Photos by Amanda Naylor, PThreePhoto.com

Thursday, April 28, 2011

So Many Sticks, So Little Time

Yesterday, I spent many of my daylight hours picking up sticks.

This is not an uncommon way for me to pass the better part of a day, living next to a forest as we do.  I find myself being especially diligent in the stick relocation department now that we have the house on the market.  The sticks, they keep a'fallin' regardless of the weather.  But you know what really kickstarts a real stick fest?  Tornadic activity.

In the wee hours of this morning, Ringo, my dog-slash-in-home severe weather alert system, woke up and began panting loudly and pacing frantically.  (He has really long talon-like toenails, so you can imagine the clatter he makes walking with his short legs all over the hardwood floors.)  My first thought: Death to you, Ringo James!  Go back to sleep you crazy storm-a-phobe; it is not even raining!

It promptly began to pour rain, and rumble, and flash.  The wind was howling.  I made my apologies to Ringo.

My second thought: NOOOOO!!!  Wind equals increased stick deployment, and I just cleared all of the sticks from the entire yard in preparation for today's real estate showing!
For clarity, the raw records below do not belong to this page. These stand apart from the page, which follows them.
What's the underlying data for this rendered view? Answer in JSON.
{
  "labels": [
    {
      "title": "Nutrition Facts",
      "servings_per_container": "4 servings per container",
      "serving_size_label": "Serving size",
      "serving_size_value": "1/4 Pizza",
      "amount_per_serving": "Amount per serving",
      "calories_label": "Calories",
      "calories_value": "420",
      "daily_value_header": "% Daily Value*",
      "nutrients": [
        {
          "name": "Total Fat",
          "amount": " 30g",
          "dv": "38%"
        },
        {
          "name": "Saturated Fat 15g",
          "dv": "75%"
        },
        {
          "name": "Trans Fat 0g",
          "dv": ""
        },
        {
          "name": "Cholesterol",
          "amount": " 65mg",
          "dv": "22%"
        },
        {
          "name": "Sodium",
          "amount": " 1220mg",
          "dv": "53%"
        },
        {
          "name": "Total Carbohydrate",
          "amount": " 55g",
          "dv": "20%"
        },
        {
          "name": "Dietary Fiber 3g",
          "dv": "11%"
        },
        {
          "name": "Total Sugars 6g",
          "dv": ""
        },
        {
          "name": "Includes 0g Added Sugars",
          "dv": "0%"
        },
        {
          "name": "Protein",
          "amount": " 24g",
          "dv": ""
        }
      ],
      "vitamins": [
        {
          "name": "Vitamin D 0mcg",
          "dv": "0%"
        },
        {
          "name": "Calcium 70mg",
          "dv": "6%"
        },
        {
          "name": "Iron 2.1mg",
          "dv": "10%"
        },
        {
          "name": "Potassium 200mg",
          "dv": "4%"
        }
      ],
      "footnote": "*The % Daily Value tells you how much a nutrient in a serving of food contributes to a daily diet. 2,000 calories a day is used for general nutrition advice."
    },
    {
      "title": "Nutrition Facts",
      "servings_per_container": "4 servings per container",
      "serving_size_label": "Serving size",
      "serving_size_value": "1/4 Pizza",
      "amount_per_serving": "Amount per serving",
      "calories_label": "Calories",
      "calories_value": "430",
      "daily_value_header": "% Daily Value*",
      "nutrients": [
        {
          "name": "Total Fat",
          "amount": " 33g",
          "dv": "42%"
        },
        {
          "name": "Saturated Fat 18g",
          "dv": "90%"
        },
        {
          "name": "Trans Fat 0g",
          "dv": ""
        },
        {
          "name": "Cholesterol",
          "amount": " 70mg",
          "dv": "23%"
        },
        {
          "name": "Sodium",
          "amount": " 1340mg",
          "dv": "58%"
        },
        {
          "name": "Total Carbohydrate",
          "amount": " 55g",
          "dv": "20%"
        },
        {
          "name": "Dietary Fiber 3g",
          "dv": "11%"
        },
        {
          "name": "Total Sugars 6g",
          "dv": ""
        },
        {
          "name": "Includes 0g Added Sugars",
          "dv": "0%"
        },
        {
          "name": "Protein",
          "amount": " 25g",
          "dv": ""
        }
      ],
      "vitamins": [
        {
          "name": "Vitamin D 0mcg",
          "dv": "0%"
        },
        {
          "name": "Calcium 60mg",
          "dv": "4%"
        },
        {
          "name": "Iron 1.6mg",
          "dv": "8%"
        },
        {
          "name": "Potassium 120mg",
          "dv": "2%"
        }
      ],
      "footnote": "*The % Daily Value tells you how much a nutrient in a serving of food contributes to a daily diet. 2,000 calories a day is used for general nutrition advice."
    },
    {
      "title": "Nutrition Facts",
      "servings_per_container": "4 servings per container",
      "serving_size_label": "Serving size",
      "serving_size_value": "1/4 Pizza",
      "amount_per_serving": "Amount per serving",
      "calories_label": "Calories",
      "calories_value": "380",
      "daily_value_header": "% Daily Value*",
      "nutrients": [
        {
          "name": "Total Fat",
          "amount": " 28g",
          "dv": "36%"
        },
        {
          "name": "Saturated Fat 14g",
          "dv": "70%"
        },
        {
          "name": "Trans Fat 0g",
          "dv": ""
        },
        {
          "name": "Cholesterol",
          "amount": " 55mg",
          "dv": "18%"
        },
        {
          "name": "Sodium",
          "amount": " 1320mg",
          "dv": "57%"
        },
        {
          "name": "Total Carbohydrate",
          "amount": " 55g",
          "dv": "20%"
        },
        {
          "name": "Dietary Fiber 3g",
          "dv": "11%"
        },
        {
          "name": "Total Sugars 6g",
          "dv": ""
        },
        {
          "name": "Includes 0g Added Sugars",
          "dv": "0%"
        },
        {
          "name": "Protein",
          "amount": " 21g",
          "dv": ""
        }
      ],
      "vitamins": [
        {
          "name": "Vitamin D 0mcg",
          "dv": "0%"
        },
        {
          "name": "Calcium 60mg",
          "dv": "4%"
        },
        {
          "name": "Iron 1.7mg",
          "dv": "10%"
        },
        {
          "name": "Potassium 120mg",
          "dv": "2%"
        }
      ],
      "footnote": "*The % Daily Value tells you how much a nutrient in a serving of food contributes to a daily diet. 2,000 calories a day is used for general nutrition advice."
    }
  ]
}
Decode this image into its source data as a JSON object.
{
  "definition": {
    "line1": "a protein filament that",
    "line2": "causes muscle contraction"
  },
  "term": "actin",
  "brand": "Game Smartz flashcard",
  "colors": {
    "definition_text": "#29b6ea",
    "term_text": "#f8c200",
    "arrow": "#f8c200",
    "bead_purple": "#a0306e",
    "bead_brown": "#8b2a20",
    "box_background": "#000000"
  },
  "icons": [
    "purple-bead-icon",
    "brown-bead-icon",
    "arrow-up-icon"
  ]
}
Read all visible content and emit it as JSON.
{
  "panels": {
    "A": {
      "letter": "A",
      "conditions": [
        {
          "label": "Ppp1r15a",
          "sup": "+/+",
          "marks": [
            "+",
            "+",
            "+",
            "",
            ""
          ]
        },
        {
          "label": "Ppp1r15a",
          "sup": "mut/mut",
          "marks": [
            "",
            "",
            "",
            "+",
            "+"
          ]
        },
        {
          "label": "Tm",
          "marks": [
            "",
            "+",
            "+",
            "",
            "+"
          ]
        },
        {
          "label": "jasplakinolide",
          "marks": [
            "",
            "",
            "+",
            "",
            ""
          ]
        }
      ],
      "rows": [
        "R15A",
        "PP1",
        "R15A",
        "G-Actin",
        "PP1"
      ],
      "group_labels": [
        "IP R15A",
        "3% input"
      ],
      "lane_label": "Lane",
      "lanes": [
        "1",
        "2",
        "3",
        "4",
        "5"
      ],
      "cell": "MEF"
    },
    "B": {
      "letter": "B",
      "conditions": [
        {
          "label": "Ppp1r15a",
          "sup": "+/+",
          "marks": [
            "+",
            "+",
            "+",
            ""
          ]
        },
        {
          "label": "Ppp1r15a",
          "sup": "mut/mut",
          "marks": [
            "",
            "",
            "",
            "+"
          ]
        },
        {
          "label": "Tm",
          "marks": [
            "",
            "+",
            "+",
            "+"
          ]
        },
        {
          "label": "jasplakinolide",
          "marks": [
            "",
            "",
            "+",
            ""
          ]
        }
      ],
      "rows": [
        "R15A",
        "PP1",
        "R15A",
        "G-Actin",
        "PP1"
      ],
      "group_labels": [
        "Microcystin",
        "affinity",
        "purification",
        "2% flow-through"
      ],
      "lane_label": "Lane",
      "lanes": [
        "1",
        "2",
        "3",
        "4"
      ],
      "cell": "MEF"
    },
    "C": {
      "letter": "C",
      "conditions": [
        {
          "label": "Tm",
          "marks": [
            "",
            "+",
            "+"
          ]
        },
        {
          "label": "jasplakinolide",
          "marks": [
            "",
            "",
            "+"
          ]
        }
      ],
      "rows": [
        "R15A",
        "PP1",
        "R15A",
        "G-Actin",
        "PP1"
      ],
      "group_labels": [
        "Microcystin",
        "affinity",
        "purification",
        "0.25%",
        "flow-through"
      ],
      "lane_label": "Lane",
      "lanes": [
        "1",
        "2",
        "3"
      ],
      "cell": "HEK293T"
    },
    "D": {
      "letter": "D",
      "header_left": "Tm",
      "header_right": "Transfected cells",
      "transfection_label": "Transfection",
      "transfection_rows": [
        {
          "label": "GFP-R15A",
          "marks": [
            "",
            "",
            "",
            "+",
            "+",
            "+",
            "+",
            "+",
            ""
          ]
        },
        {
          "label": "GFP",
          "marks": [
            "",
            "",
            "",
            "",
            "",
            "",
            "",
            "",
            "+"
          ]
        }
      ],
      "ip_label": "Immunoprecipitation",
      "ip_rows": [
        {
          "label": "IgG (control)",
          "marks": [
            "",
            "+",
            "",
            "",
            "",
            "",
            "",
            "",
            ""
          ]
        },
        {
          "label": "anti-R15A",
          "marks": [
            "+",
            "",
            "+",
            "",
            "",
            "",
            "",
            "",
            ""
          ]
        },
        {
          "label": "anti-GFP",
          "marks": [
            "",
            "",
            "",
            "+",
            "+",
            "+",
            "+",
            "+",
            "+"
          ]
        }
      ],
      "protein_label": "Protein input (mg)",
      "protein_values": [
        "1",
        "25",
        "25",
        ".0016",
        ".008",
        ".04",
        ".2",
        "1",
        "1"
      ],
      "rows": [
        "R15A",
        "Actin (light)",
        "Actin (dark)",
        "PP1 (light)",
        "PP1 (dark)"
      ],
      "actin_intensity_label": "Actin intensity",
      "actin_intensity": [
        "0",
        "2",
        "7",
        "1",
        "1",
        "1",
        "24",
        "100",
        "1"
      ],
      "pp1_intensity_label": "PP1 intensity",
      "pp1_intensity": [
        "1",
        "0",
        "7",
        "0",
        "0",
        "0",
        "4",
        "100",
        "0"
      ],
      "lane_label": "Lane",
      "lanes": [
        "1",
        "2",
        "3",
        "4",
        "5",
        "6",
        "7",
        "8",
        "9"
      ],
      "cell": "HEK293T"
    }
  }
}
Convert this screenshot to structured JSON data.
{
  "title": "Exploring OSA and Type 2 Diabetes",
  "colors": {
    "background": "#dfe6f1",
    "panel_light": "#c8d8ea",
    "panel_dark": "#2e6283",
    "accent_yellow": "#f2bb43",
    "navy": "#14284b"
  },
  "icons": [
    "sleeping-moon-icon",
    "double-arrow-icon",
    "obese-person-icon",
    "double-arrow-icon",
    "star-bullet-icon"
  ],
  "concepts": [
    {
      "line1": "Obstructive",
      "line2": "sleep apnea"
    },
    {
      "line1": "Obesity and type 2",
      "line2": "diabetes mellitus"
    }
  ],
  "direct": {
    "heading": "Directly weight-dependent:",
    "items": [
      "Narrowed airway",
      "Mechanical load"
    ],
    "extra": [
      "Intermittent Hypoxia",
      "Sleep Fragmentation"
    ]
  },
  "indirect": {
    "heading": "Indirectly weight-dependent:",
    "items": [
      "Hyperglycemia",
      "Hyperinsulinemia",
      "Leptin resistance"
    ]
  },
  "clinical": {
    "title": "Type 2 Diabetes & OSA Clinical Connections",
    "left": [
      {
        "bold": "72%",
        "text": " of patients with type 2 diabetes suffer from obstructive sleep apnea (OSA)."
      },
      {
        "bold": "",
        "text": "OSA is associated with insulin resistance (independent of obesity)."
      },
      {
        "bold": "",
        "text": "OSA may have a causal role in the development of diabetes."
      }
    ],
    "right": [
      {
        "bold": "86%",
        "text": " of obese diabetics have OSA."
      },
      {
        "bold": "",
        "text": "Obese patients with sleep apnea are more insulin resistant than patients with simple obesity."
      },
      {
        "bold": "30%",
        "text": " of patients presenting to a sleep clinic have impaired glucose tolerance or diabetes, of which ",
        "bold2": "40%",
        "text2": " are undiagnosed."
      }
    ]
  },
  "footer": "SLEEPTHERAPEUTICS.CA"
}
Hours later (7 to showing), daylight revealed the devastation of my formerly pristine and stick-free yard.  In addition to being covered in an assortment of sticks, bark, and other tree shrapnel, the yard was flooded due to hours of torrential rains.

Hours to showing: 5.  Brooke and I were driving Alyssa to school when a tornado warning was declared.  You know what that means?  Pull over and hide in a ditch?  Well, yes.  That and: Infinitessimally more sticks.

Hours to showing: 3.  The local weatherman, Joe Calhoun, suspended the tornado warning.  School children were allowed to leave the cinderblock hallways and return to their window-full classrooms.  Normal people were allowed to re-emerge from safety of their basements.  And, since sticks were no longer flying sideways (or spiraling upwards)...but merely falling downwards at normal gravitational velocity, I decided it was a good time for me to perform stick remediation.

As I was trudging through my flooded yard in tall rain boots, collecting sticks in the left-over rain, I couldn't help but to feel thankful that sticks were all I had to pick through post-storm.  Sure, it was a major inconvenience to have a severe storm with damaging winds and flooding on the same day as my showing, not to mention wildly ironic that we have a tornado watch directly after I do an all-out stick pick-up, but compared to the poor people in the tornado-addled Midwest, I have no complaints!

The moral of this story:  When--on the same day as you happen to have a real estate showing--life hands you tornadic activity, make a big pile of tree shrapnel afterwards.  And hide said pile in the woods.  And, thusly,  make buyers believe that living here is easy-peasy-lemon-squeezy...and involves no stick pick-up at all.

No, I won't miss sticks when we move.  There are just so many of them...and so little time in which to pick them up.